I sat in a room of strangers last week, together for a workshop on writing and grief. We went around the room, that first night, sharing the name of the person(s) we were grieving, or the moments we were grieving. I watched the facilitator, Rosemerry Trotter, model for us what it means to be a kind soul. She listened with a full-hearted presence to each person. Looked at them as they spoke. Rushed no one. And offered a a blessing to the names of those we had lost. Without fanfare, she held us steadily, patiently and generously – setting the tone for how we would be together throughout our days. For three days and nights, we were held in a gentle, tender care. And isn’t that what so many of us want when death, disease, destruction, disrepect and disregard surround us?
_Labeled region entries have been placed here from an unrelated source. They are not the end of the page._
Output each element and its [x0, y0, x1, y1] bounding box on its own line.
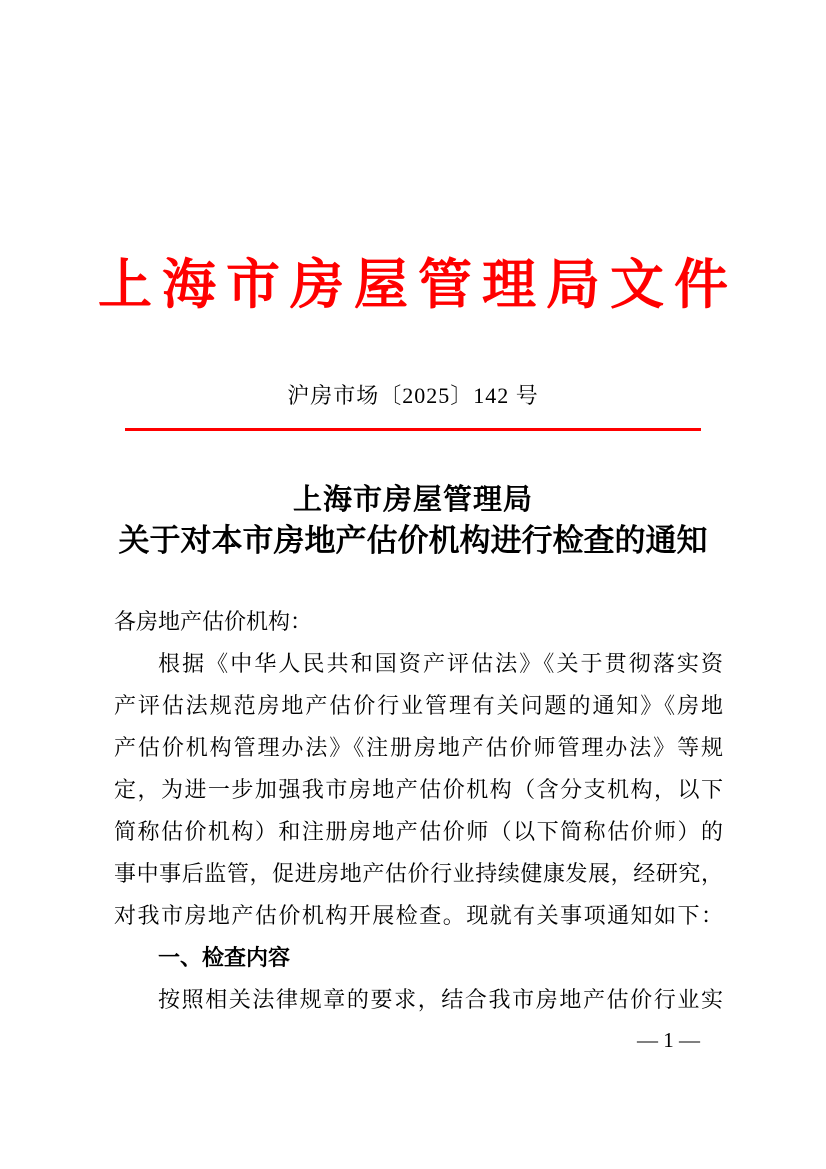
paragraph2-line-1: 按照相关法律规章的要求，结合我市房地产估价行业实: [158, 987, 723, 1012]
document-header-title: 上海市房屋管理局文件: [98, 255, 738, 315]
paragraph1-line-7: 对我市房地产估价机构开展检查。现就有关事项通知如下：: [114, 903, 723, 928]
paragraph1-line-1: 根据《中华人民共和国资产评估法》《关于贯彻落实资: [158, 651, 723, 676]
paragraph1-line-4: 定，为进一步加强我市房地产估价机构（含分支机构，以下: [114, 777, 723, 802]
document-body: [0, 601, 826, 1021]
paragraph1-line-2: 产评估法规范房地产估价行业管理有关问题的通知》《房地: [114, 693, 723, 718]
notice-title-agency: 上海市房屋管理局: [292, 484, 533, 516]
document-number: 沪房市场〔2025〕142 号: [287, 383, 539, 408]
paragraph1-line-3: 产估价机构管理办法》《注册房地产估价师管理办法》等规: [114, 735, 723, 760]
red-separator-line: [125, 428, 701, 431]
notice-title-subject: 关于对本市房地产估价机构进行检查的通知: [118, 523, 708, 558]
salutation: 各房地产估价机构：: [114, 609, 313, 634]
section-heading-1: 一、检查内容: [158, 945, 291, 970]
page-number: — 1 —: [637, 1028, 700, 1052]
paragraph1-line-5: 简称估价机构）和注册房地产估价师（以下简称估价师）的: [114, 819, 723, 844]
paragraph1-line-6: 事中事后监管，促进房地产估价行业持续健康发展，经研究，: [114, 861, 723, 886]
But how is that brave, you might ask? Because in the worst of times it is easy to forget that others are suffering too. Because goodness requires presence and attention, it requires living as if others matter, even if we don’t agree on some of the thornier issues, or even if our personalities don’t exactly line up. And it requires reaching out. Goodness demands effort; without effort it is just a thought, a wisp, a dustmote in the wind.
And if the definition of bravery is, “the quality or state of having or showing mental or moral strength to face danger, fear, or difficulty” (thank you Merriam-Webster), then beneficence to each other – strangers, friend and family alike – clearly qualifies.
“Everyone is flailing through this life without an owner’s manual,” wrote Anne Lamott, and I find that to be oh-so-painfully true. There is no guidebook for a world gone mad in the ways we are experiencing now. So we do our best to make it up and our decency toward each other, our kindness, and generosity is a choice. To light a fire in a cave of despair. To plant a seed in a fallow field. To build a hut or send a lifeboat.
For the three days of the writer’s workshop, we noticed each other’s vulnerabilities. Some of us emote a lot, some of us are shy. Some of us don’t follow the rules, some of us live by guidelines. Some of us offer words as prayers, others as swords. And like a large family of generations of cousins, not everybody made sense to each other. But Rosemerry – she treated us as if we all belonged. As if we all mattered. As if our sorrows were valid and our stories important and our writings worthy of care. She radiated love. And because of that we become braver ourselves in our kindness, our attention, our simple gestures of care.
We were better because of her.
I hope you have someone near you like Rosemerry.
And I hope too, that we are all a bit braver at this time, in living forward from the place of our own inner decency; what his Holiness, the Dalai Lama, calls the true essence of humankind, which is our good hearts.
We all want that warm fire in the dark cave. Let us be that for each other.